Question

If \[{\log _{0.2}}\left( {x - 1} \right) > {\log _{0.04}}\left( {x + 5} \right)\] then solve for the value of \[x\]
A. \[ - 1 < x < 4\]
B. \[2 < x < 3\]
C. \[1 < x < 4\]
D. \[1 < x < 3\]

Answer 1

Hint: We can cancel logarithms on both sides whenever they have the same bases and then the inequality sign is reversed.
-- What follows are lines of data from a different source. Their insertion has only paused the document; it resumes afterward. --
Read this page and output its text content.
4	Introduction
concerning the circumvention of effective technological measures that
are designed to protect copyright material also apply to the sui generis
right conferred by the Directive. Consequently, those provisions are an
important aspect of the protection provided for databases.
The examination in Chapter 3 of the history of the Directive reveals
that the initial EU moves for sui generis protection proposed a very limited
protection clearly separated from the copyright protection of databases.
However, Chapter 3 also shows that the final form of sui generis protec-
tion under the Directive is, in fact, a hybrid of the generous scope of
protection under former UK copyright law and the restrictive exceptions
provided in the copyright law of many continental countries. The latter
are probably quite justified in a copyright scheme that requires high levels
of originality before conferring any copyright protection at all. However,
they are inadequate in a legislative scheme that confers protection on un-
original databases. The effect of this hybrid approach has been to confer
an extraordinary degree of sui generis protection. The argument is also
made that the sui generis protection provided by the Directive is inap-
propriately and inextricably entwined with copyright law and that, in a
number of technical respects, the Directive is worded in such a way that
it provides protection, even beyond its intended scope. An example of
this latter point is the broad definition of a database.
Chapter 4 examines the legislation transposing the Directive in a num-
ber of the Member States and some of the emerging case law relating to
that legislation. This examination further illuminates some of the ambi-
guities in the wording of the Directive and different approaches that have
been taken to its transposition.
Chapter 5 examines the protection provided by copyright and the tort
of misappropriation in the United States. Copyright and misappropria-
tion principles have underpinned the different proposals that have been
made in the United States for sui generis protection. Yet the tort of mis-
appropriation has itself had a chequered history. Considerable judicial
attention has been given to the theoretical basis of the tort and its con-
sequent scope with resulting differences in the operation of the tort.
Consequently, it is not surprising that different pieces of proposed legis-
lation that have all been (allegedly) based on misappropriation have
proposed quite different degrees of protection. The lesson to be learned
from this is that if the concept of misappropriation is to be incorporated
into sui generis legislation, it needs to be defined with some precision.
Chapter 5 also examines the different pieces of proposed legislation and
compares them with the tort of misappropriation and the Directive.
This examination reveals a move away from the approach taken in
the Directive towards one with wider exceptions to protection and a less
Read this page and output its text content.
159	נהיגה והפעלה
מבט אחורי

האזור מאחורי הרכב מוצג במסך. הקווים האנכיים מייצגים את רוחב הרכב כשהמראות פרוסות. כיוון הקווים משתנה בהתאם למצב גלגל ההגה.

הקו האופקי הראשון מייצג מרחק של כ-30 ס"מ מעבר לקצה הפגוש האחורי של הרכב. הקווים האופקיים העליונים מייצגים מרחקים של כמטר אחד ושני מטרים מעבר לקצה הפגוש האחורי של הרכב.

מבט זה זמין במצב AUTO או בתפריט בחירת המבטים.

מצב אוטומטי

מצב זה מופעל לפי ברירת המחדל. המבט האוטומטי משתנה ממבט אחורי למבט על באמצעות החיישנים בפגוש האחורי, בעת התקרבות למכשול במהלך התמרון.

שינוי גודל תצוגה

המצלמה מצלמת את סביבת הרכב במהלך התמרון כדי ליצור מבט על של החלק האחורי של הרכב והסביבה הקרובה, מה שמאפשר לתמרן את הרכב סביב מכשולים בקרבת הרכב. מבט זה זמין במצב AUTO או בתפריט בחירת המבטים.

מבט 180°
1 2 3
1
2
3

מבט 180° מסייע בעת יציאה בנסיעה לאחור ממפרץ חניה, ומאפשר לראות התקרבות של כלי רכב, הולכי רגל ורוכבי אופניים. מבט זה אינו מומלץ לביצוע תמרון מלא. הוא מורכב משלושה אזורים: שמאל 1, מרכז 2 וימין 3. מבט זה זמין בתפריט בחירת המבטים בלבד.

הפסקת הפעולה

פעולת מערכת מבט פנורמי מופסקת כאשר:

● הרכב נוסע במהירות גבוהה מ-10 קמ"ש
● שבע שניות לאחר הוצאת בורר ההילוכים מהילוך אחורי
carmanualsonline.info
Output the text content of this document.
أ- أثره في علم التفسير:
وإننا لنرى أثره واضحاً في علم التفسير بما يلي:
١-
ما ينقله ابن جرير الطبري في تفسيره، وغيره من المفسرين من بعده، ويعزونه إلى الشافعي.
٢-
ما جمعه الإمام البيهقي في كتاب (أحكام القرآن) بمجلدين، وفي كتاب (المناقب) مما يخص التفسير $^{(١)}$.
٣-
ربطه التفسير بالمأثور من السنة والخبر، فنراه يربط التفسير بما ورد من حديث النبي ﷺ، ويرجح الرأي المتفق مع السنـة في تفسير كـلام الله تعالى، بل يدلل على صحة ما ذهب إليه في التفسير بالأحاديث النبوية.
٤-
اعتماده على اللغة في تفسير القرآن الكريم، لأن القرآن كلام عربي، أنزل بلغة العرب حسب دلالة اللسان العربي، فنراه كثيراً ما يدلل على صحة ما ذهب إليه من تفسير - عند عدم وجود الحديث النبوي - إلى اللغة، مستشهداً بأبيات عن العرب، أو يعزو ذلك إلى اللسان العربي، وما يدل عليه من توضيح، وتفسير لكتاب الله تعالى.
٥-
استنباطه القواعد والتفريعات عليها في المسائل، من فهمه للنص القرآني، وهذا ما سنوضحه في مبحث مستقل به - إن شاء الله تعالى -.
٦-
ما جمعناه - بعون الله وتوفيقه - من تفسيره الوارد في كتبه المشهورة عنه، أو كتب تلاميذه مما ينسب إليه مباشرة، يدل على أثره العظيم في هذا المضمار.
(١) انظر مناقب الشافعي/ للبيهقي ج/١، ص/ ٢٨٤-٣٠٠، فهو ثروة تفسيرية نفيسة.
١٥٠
In a logarithmic function \[{\log _x}a\] is positive when \[a > 0\]. So, use this concept to reach the solution of the problem.

Complete step-by-step solution -
Given \[{\log _{0.2}}\left( {x - 1} \right) > {\log _{0.04}}\left( {x + 5} \right)\]
We can write \[0.04\]as \[{\left( {0.2} \right)^2}\] then we get
\[ \Rightarrow {\log _{0.2}}\left( {x - 1} \right) > {\log _{{{\left( {0.2} \right)}^2}}}\left( {x + 5} \right)\]
We know that \[{\log _{{x^2}}}a = \dfrac{1}{2}{\log _x}a\].
By using the above formula, we have
\[
   \Rightarrow {\log _{0.2}}\left( {x - 1} \right) > \dfrac{1}{2}{\log _{0.2}}\left( {x + 5} \right) \\
   \Rightarrow 2{\log _{0.2}}\left( {x - 1} \right) > {\log _{0.2}}\left( {x + 5} \right) \\
\]
Also, we know that \[2{\log _x}a = {\log _x}{a^2}\].
So, we have
\[ \Rightarrow {\log _{0.2}}{\left( {x - 1} \right)^2} > {\log _{0.2}}\left( {x + 5} \right)\]
Cancelling logarithms on both sides as they have common bases, then the inequality sign also gets reversed.
Hence, we have
\[
   \Rightarrow {\left( {x - 1} \right)^2} < \left( {x + 5} \right) \\
   \Rightarrow {x^2} - 2x + 1 < x + 5 \\
   \Rightarrow {x^2} - 2x - x + 1 - 5 < 0 \\
   \Rightarrow {x^2} - 3x - 4 < 0 \\
   \Rightarrow {x^2} - 4x + x - 4 < 0 \\
\]
Grouping the common terms, we have
\[
   \Rightarrow x\left( {x - 4} \right) + 1\left( {x - 4} \right) < 0 \\
   \Rightarrow \left( {x + 1} \right)\left( {x - 4} \right) < 0 \\
\]
We know that if \[\left( {x - a} \right)\left( {x - b} \right) < 0\] then it can be written as \[a < x < b\]
By using the above formula, we get
\[ \Rightarrow - 1 < x < 4\]
 Now consider \[{\log _{0.2}}\left( {x - 1} \right)\]
We know that in the logarithmic function \[{\log _x}a\] is positive when \[a > 0\]
So, in the logarithm \[{\log _{0.2}}\left( {x - 1} \right)\] we have \[x - 1 > 0\] i.e., \[x > 1\]
From \[x > 1\] and \[ - 1 < x < 4\] we get
\[\therefore 1 < x < 4\]
Thus, the correct option is C. \[1 < x < 4\]

Note: If \[\left( {x - a} \right)\left( {x - b} \right) < 0\] then it can be written as \[a < x < b\]. The equation \[\log x = 100\] is another way of writing \[{10^x} = 100\]. This relationship makes it possible to remove logarithms from an equation by raising both sides to the same exponent as the base of the logarithm.